Sıradan İnsanlar Depresyon Tedavisinde Psikologların, Psikiyatristlerin Yerine Geçebilir mi?

Geçenlerde Wired Science'tan Greg Miller ile röportaj yapan bir psikiyatrist olan Vikram Patel'in öne sürdüğü - ve bu tamamen tartışmasız giden - iddiaları ilgimi çekti.

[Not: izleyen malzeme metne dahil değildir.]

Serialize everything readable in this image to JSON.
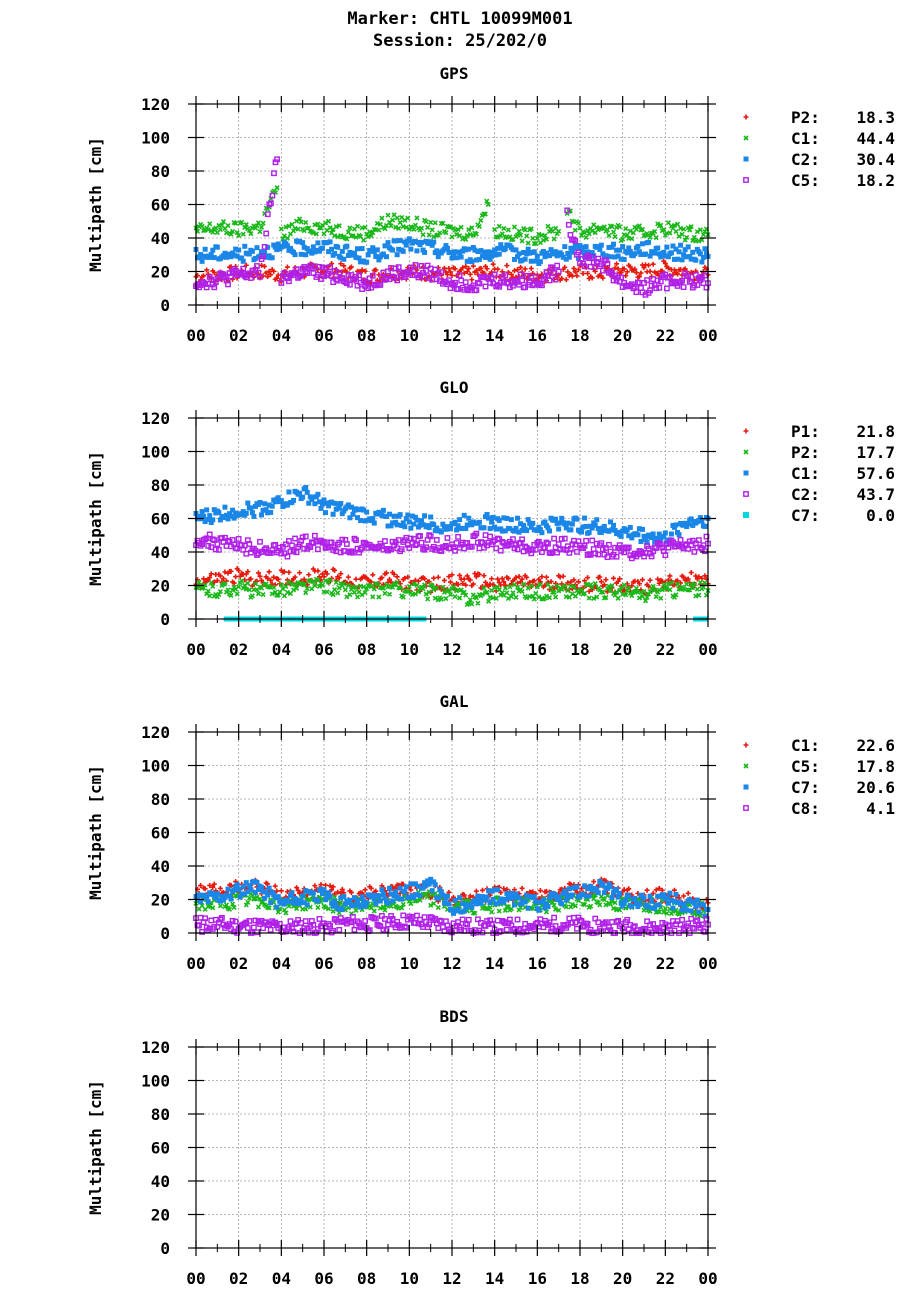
{
  "header": {
    "title": "Marker: CHTL 10099M001",
    "subtitle": "Session: 25/202/0"
  },
  "chart_data": [
    {
      "type": "scatter",
      "title": "GPS",
      "ylabel": "Multipath [cm]",
      "xlabel": "",
      "ylim": [
        0,
        120
      ],
      "yticks": [
        0,
        20,
        40,
        60,
        80,
        100,
        120
      ],
      "xlim": [
        0,
        24
      ],
      "xtick_labels": [
        "00",
        "02",
        "04",
        "06",
        "08",
        "10",
        "12",
        "14",
        "16",
        "18",
        "20",
        "22",
        "00"
      ],
      "grid": true,
      "legend_position": "right",
      "series": [
        {
          "name": "P2",
          "legend_value": "18.3",
          "color": "#e8180c",
          "marker": "+",
          "x": [
            0,
            1,
            2,
            3,
            4,
            5,
            6,
            7,
            8,
            9,
            10,
            11,
            12,
            13,
            14,
            15,
            16,
            17,
            18,
            19,
            20,
            21,
            22,
            23,
            24
          ],
          "values": [
            17,
            18,
            19,
            20,
            18,
            20,
            21,
            20,
            17,
            19,
            20,
            19,
            18,
            19,
            20,
            19,
            18,
            19,
            20,
            19,
            21,
            20,
            22,
            20,
            18
          ]
        },
        {
          "name": "C1",
          "legend_value": "44.4",
          "color": "#18b818",
          "marker": "x",
          "x": [
            0,
            1,
            2,
            3,
            3.8,
            4,
            5,
            6,
            7,
            8,
            9,
            10,
            11,
            12,
            13,
            13.7,
            14,
            15,
            16,
            17,
            17.4,
            18,
            19,
            20,
            21,
            22,
            23,
            24
          ],
          "values": [
            44,
            46,
            45,
            47,
            70,
            42,
            48,
            46,
            44,
            43,
            50,
            49,
            45,
            44,
            43,
            60,
            45,
            42,
            41,
            44,
            58,
            43,
            47,
            42,
            43,
            46,
            43,
            42
          ]
        },
        {
          "name": "C2",
          "legend_value": "30.4",
          "color": "#1a87e8",
          "marker": "square",
          "x": [
            0,
            1,
            2,
            3,
            4,
            5,
            6,
            7,
            8,
            9,
            10,
            11,
            12,
            13,
            14,
            15,
            16,
            17,
            18,
            19,
            20,
            21,
            22,
            23,
            24
          ],
          "values": [
            29,
            31,
            30,
            32,
            33,
            34,
            35,
            31,
            29,
            33,
            36,
            34,
            31,
            30,
            32,
            31,
            29,
            30,
            32,
            33,
            31,
            34,
            32,
            31,
            29
          ]
        },
        {
          "name": "C5",
          "legend_value": "18.2",
          "color": "#b020e8",
          "marker": "open-square",
          "x": [
            0,
            1,
            2,
            3,
            3.8,
            4,
            5,
            6,
            7,
            8,
            9,
            10,
            11,
            12,
            13,
            14,
            15,
            16,
            17,
            17.4,
            18,
            19,
            20,
            21,
            22,
            23,
            24
          ],
          "values": [
            14,
            15,
            18,
            19,
            87,
            16,
            20,
            19,
            17,
            13,
            18,
            20,
            19,
            14,
            13,
            15,
            14,
            15,
            20,
            52,
            28,
            25,
            13,
            10,
            14,
            15,
            13
          ]
        }
      ]
    },
    {
      "type": "scatter",
      "title": "GLO",
      "ylabel": "Multipath [cm]",
      "xlabel": "",
      "ylim": [
        0,
        120
      ],
      "yticks": [
        0,
        20,
        40,
        60,
        80,
        100,
        120
      ],
      "xlim": [
        0,
        24
      ],
      "xtick_labels": [
        "00",
        "02",
        "04",
        "06",
        "08",
        "10",
        "12",
        "14",
        "16",
        "18",
        "20",
        "22",
        "00"
      ],
      "grid": true,
      "legend_position": "right",
      "series": [
        {
          "name": "P1",
          "legend_value": "21.8",
          "color": "#e8180c",
          "marker": "+",
          "x": [
            0,
            1,
            2,
            3,
            4,
            5,
            6,
            7,
            8,
            9,
            10,
            11,
            12,
            13,
            14,
            15,
            16,
            17,
            18,
            19,
            20,
            21,
            22,
            23,
            24
          ],
          "values": [
            22,
            24,
            26,
            23,
            25,
            24,
            27,
            23,
            22,
            24,
            21,
            20,
            22,
            23,
            21,
            22,
            21,
            22,
            20,
            21,
            20,
            19,
            22,
            24,
            21
          ]
        },
        {
          "name": "P2",
          "legend_value": "17.7",
          "color": "#18b818",
          "marker": "x",
          "x": [
            0,
            1,
            2,
            3,
            4,
            5,
            6,
            7,
            8,
            9,
            10,
            11,
            12,
            13,
            14,
            15,
            16,
            17,
            18,
            19,
            20,
            21,
            22,
            23,
            24
          ],
          "values": [
            18,
            17,
            19,
            16,
            18,
            19,
            20,
            17,
            16,
            18,
            17,
            16,
            15,
            12,
            16,
            17,
            16,
            17,
            16,
            17,
            16,
            14,
            17,
            18,
            17
          ]
        },
        {
          "name": "C1",
          "legend_value": "57.6",
          "color": "#1a87e8",
          "marker": "square",
          "x": [
            0,
            1,
            2,
            3,
            4,
            5,
            6,
            7,
            8,
            9,
            10,
            11,
            12,
            13,
            14,
            15,
            16,
            17,
            18,
            19,
            20,
            21,
            22,
            23,
            24
          ],
          "values": [
            60,
            62,
            65,
            66,
            70,
            75,
            68,
            64,
            62,
            60,
            58,
            57,
            55,
            60,
            57,
            56,
            54,
            58,
            56,
            55,
            52,
            50,
            48,
            58,
            60
          ]
        },
        {
          "name": "C2",
          "legend_value": "43.7",
          "color": "#b020e8",
          "marker": "open-square",
          "x": [
            0,
            1,
            2,
            3,
            4,
            5,
            6,
            7,
            8,
            9,
            10,
            11,
            12,
            13,
            14,
            15,
            16,
            17,
            18,
            19,
            20,
            21,
            22,
            23,
            24
          ],
          "values": [
            48,
            45,
            44,
            42,
            40,
            46,
            45,
            44,
            43,
            42,
            45,
            46,
            44,
            47,
            45,
            44,
            42,
            44,
            43,
            42,
            40,
            41,
            42,
            44,
            45
          ]
        },
        {
          "name": "C7",
          "legend_value": "0.0",
          "color": "#00d8e0",
          "marker": "filled-square",
          "x": [
            1.3,
            2,
            3,
            4,
            5,
            6,
            7,
            8,
            9,
            10,
            10.8,
            23.3,
            24
          ],
          "values": [
            0,
            0,
            0,
            0,
            0,
            0,
            0,
            0,
            0,
            0,
            0,
            0,
            0
          ]
        }
      ]
    },
    {
      "type": "scatter",
      "title": "GAL",
      "ylabel": "Multipath [cm]",
      "xlabel": "",
      "ylim": [
        0,
        120
      ],
      "yticks": [
        0,
        20,
        40,
        60,
        80,
        100,
        120
      ],
      "xlim": [
        0,
        24
      ],
      "xtick_labels": [
        "00",
        "02",
        "04",
        "06",
        "08",
        "10",
        "12",
        "14",
        "16",
        "18",
        "20",
        "22",
        "00"
      ],
      "grid": true,
      "legend_position": "right",
      "series": [
        {
          "name": "C1",
          "legend_value": "22.6",
          "color": "#e8180c",
          "marker": "+",
          "x": [
            0,
            1,
            2,
            3,
            4,
            5,
            6,
            7,
            8,
            9,
            10,
            11,
            12,
            13,
            14,
            15,
            16,
            17,
            18,
            19,
            20,
            21,
            22,
            23,
            24
          ],
          "values": [
            24,
            25,
            27,
            28,
            22,
            24,
            25,
            21,
            23,
            24,
            26,
            25,
            20,
            21,
            23,
            24,
            22,
            24,
            26,
            28,
            22,
            23,
            22,
            20,
            18
          ]
        },
        {
          "name": "C5",
          "legend_value": "17.8",
          "color": "#18b818",
          "marker": "x",
          "x": [
            0,
            1,
            2,
            3,
            4,
            5,
            6,
            7,
            8,
            9,
            10,
            11,
            12,
            13,
            14,
            15,
            16,
            17,
            18,
            19,
            20,
            21,
            22,
            23,
            24
          ],
          "values": [
            18,
            17,
            19,
            20,
            16,
            18,
            19,
            15,
            17,
            18,
            20,
            21,
            15,
            16,
            17,
            18,
            16,
            18,
            19,
            20,
            16,
            17,
            16,
            15,
            14
          ]
        },
        {
          "name": "C7",
          "legend_value": "20.6",
          "color": "#1a87e8",
          "marker": "square",
          "x": [
            0,
            1,
            2,
            3,
            4,
            5,
            6,
            7,
            8,
            9,
            10,
            11,
            12,
            13,
            14,
            15,
            16,
            17,
            18,
            19,
            20,
            21,
            22,
            23,
            24
          ],
          "values": [
            20,
            22,
            25,
            27,
            18,
            21,
            22,
            17,
            20,
            22,
            25,
            28,
            16,
            18,
            22,
            20,
            17,
            21,
            24,
            29,
            19,
            18,
            20,
            17,
            14
          ]
        },
        {
          "name": "C8",
          "legend_value": "4.1",
          "color": "#b020e8",
          "marker": "open-square",
          "x": [
            0,
            1,
            2,
            3,
            4,
            5,
            6,
            7,
            8,
            9,
            10,
            11,
            12,
            13,
            14,
            15,
            16,
            17,
            18,
            19,
            20,
            21,
            22,
            23,
            24
          ],
          "values": [
            5,
            5,
            4,
            4,
            3,
            4,
            4,
            6,
            5,
            6,
            7,
            6,
            4,
            4,
            3,
            4,
            4,
            5,
            5,
            4,
            4,
            3,
            3,
            4,
            5
          ]
        }
      ]
    },
    {
      "type": "scatter",
      "title": "BDS",
      "ylabel": "Multipath [cm]",
      "xlabel": "",
      "ylim": [
        0,
        120
      ],
      "yticks": [
        0,
        20,
        40,
        60,
        80,
        100,
        120
      ],
      "xlim": [
        0,
        24
      ],
      "xtick_labels": [
        "00",
        "02",
        "04",
        "06",
        "08",
        "10",
        "12",
        "14",
        "16",
        "18",
        "20",
        "22",
        "00"
      ],
      "grid": true,
      "legend_position": "right",
      "series": []
    }
  ]
}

Sanırım Wired'da görünen bir şeyle ilgili beklentilerimin yeniden ayarlanması gerekiyor.

Patel, özel olarak eğitilmiş sağlık profesyonellerinin insanlara klinik depresyonu başarılı bir şekilde tedavi edebilecekleri kadar bakım sağlayabileceklerini iddia etti. (Makale, bunların "sıradan insanlar" ile aynı olduğunu, ancak gerçekte öyle olmadığını öne sürüyor.) 2 gün gibi kısa bir sürede öğrenilen becerilerle.

Harika bir iddia mı? Emin ol. Gerçeğe dayalı mı? Hadi bulalım…

Patel'in Wired'dan Greg Miller'a sağlık hizmetleri uzmanlarını (üzgünüm, "sıradan insanlar" değil) alabileceğiniz, onlara birkaç günlük eğitim verebileceğiniz (ve daha sonra daha uzun bir denetimle takip edebileceğiniz) iddialarını destekleyen araştırma hakkında söyledikleri. depresyonu tedavi etmek:

İnsanları sokaklardan çok az eğitim alarak, danışman olmaları için eğitebilir misiniz?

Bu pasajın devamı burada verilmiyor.